CTNJ file photo
Protest last summer outside the DSS offices in Hartford (CTNJ file photo)

A federal judge issued a permanent injunction against the Department of Social Services this week ordering it to comply with federal guidelines for processing food stamp applications within 30 days.

In the injunction, U.S. District Court Judge Vanessa Bryant told the department to “process applications for, and provide, food stamps in a timely manner, as required by the FSA [Food Stamp Act].” She said the state admitted that “there are systemic deficiencies in the manner in which it processes food stamps, including without limitation routine loss of applications, loss of verification documentation, and the failure to timely schedule interviews.”

Under the Food Stamp Act the state is required to process applications within 30 days, but in many cases has exceeded that time period. That prompted Greater Hartford Legal Aid and the National Center for Law and Economic Justice to file a class action lawsuit against the state last March.

According to information provided to the court, between January 2010 and February 2012, the percent of applications pending over 30 days has ranged from 18 percent in August 2011 and May 2011 to 40 percent in November 2011. In addition, the percentage of all decisions made a month late ranged from 20.5 percent in July 2011 to as many as 32 percent in December 2011.

Between August 2010 and February 2012, the percentage of expedited applications pending and overdue at the end of the month ranged from 95 percent for December 2011 to 72 percent in June 2011.

“We are very pleased that Judge Bryant took strong action to ensure that eligible Connecticut residents will be able to get basic nutrition and sustenance in a timely way,” Lucy Potter, a Greater Hartford Legal Aid attorney, said Tuesday in a press release.

In Bryant’s preliminary injunction issued in December, she said “the low levels of timeliness rates are persuasive evidence that the state has failed to timely provide food stamps in compliance with the unambiguous mandates.”

In her permanent injunction issued Monday, Bryant said the state shall report to attorneys at Greater Hartford Legal Aid “the reason for the failure to timely determine eligibility of each applicant,” if it fails to issue the food stamps on time. By the end of August, Bryant wants the state process 70 percent of all food stamp applications in the 30-day window. By the end of October that number will go up to 80 percent, and by the end of December Bryant expects it to reach 90 percent compliance.
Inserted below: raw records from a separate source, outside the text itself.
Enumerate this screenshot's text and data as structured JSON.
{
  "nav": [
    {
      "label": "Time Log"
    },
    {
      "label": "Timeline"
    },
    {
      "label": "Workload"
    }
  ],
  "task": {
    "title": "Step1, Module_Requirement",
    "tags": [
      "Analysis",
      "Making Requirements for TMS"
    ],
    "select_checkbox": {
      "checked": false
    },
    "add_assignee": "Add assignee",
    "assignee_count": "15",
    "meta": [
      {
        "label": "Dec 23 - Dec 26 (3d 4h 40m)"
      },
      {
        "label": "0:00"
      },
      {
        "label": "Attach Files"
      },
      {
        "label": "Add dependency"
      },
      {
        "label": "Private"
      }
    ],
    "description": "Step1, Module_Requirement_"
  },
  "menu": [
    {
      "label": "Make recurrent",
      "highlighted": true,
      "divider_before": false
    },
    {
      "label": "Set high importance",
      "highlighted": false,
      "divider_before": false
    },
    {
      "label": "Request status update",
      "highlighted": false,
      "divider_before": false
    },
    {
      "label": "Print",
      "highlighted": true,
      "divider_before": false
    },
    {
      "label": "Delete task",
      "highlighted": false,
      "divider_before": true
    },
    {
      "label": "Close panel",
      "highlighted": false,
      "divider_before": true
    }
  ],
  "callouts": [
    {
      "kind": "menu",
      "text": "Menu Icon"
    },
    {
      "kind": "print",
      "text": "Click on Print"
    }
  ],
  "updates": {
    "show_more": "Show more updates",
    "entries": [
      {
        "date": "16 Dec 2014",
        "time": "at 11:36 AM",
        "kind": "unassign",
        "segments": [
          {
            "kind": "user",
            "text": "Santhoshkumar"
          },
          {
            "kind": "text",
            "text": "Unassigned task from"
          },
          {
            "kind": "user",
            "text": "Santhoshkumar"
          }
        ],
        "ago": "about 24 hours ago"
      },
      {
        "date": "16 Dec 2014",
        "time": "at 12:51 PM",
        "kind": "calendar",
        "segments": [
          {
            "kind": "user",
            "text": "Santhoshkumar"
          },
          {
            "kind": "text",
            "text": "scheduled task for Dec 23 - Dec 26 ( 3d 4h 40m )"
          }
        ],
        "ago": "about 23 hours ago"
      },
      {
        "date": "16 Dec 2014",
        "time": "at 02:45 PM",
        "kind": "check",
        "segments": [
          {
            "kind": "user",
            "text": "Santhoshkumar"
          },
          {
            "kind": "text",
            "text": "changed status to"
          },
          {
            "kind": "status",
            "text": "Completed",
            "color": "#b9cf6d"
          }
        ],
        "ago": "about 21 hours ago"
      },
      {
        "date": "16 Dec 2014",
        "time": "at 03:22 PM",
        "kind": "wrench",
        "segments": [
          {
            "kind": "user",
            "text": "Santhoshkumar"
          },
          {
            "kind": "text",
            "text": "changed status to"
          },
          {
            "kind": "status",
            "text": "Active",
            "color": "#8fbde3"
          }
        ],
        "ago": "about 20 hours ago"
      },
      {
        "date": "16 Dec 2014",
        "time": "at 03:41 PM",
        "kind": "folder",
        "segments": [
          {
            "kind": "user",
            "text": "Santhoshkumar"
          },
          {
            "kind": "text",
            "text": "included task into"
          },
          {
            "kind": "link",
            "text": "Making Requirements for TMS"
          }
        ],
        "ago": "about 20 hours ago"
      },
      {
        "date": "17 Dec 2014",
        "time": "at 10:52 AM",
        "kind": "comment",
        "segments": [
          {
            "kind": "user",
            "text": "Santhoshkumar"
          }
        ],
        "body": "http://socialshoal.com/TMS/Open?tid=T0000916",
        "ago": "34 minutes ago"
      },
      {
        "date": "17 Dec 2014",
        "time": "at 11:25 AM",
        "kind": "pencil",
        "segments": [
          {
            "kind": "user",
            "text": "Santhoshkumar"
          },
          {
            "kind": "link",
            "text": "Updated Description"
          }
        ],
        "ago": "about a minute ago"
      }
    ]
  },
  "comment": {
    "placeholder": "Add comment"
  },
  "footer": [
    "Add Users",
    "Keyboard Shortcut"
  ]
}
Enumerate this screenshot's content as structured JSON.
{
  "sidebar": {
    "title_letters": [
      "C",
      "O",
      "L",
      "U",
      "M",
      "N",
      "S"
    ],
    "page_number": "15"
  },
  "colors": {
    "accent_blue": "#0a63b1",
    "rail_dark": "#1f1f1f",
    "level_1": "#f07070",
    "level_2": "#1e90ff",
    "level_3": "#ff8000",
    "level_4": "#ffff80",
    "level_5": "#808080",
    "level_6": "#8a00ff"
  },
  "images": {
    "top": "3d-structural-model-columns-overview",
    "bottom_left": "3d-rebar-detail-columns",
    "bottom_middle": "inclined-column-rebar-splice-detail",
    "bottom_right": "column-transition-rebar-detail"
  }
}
By next year, Bryant expects the percentage of applications pending more than 30 days shall not exceed 10 percent of all applications and wants those numbers to be sustained for six consecutive months.

At the moment there are nearly 400,000 Connecticut residents in over 214,000 households receiving food stamp benefits, according to the Department of Social Services. 

“We’re working hard on a number of fronts to improve timeliness of application processing,” David Dearborn, a spokesman for the department, said Tuesday.

Lawyers for the department are still reviewing Bryant’s decision, but Dearborn said it has hired more than 200 new staff members to implement technological improvements that will allow for faster processing of applications for both food stamps and Medicaid benefits.

The state is currently piloting a document imaging service in the Waterbury area and will be expanding it statewide. The document imaging will replace the piles of paperwork and speed up the process while ensuring accuracy, Dearborn said.

Applications for Medicaid benefits also have suffered under the state’s antiquated technology system. A similar case regarding the processing of those applications is being heard today in U.S. District Court in Hartford by Judge Alvin Thompson.